Inside the Data Pipeline: How We Built a Framework for Identifying Emerging Locations

By Jonas Elzinga

ChatGPT Image Apr 1, 2026, 03_01_40 PM

European Gentrification Series II Part 2

Overcoming the challenge of inconsistent urban data

The main challenge when trying to model gentrification lies not in the theory but in the data. Neighbourhood boundaries are changing, the definitions of indicators change, and hyperlocal dynamics remain largely invisible in traditional data sets. Investors who want to compare neighbourhoods over a decade find out rather quickly that local official statistics are not designed for long-term trend analysis. For this reason, the core contribution of our research is the construction of a unified data pipeline that reconstructs neighbourhood evolution from 2006 onward, consistently and comparably.

Harmonizing datasets across spatial boundaries

The pipeline starts with regional socio-economic datasets that capture family income, education, property values, household composition, dwelling characteristics, and a range of related variables. These datasets often vary significantly across multiple years, rendering any direct comparison across them invalid. In resolving this challenge, we standardised all features, systematised column structures, harmonised inconsistent data types, and dealt with missing values on a large scale. More importantly, we developed an elaborate mapping system that reconciles boundary changes across years. The incorporation of this step itself required manual reconstruction of spatial correspondences to ensure that the neighbourhoods of 2010 could be meaningfully compared to those of 2020.

Integrating hyperlocal 100-meter grid analysis

On top of this regional structure, we integrated hyperlocal 100-metre grid data. These micro-geographies disclose early-stage transformation patterns that are invisible at the neighbourhood level. Amenity aggregations within a 3-kilometre radius, like restaurants, cafés, and cultural venues, and proximity to transit nodes serve as behavioural sensors, indicating where residents and businesses are moving before conventional housing indicators respond. We believe this combination of scale levels creates a multiresolution perspective on urban change rarely achieved in gentrification studies.

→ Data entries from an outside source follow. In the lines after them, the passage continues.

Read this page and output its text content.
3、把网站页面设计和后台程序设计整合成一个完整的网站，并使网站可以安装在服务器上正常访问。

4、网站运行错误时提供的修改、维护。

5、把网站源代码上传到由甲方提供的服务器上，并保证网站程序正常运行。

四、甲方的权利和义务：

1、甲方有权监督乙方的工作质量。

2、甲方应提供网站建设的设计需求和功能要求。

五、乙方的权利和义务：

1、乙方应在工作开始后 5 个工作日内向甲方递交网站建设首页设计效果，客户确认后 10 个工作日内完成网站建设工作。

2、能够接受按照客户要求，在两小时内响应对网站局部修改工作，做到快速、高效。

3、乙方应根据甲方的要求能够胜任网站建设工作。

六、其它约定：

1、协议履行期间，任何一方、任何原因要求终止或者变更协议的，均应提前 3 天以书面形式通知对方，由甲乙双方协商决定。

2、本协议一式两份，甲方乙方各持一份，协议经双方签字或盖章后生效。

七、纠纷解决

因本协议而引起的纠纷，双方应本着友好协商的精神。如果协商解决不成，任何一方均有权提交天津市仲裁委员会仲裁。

Engineering features for trend detection

Once all data sources were aligned, we constructed a suite of features capturing both the level and trajectory of neighbourhood indicators. Trends matter: three-year slopes for income, education, property values, and amenity density reveal whether a neighbourhood is accelerating, stagnating, or declining. All features were normalised, and winsorization was applied to control outliers; we included structural flags so that affluent areas would not be mislabeled as gentrifying simply because of high baseline values.

Data cleaning pipeline

Jonas Elzinga, KR&A, Barcelona (2025)

Validating trajectories through machine learning

The result is a complete model that can assign each neighbourhood a continuous gentrification score at any moment in time. This score is then thresholded into three classes: stable, moderate, and high-certainty, representing distinct developmental trajectories. Finally, we constructed forecasting models, comparing Random Forest, logistic regression, and XGBoost architectures. Of these, XGBoost posted the best results, especially for the moderate and high-certainty gentrification predictions three years ahead.

Forecasting result table

 Jonas Elzinga, KR&A, Barcelona (2025)

Creating a platform for early emerging location detection

This pipeline solves a problem that has long plagued investors: the inability to analyse cities at a consistent temporal resolution. We fix neighbourhood histories in time and tie together their hyperlocal dynamics to create a platform for detecting emerging locations well in advance of them reaching mainstream visibility. In the third blog of this series, we extend this framework to tourism-driven gentrification, which is a fast-emerging driver of urban change across Europe.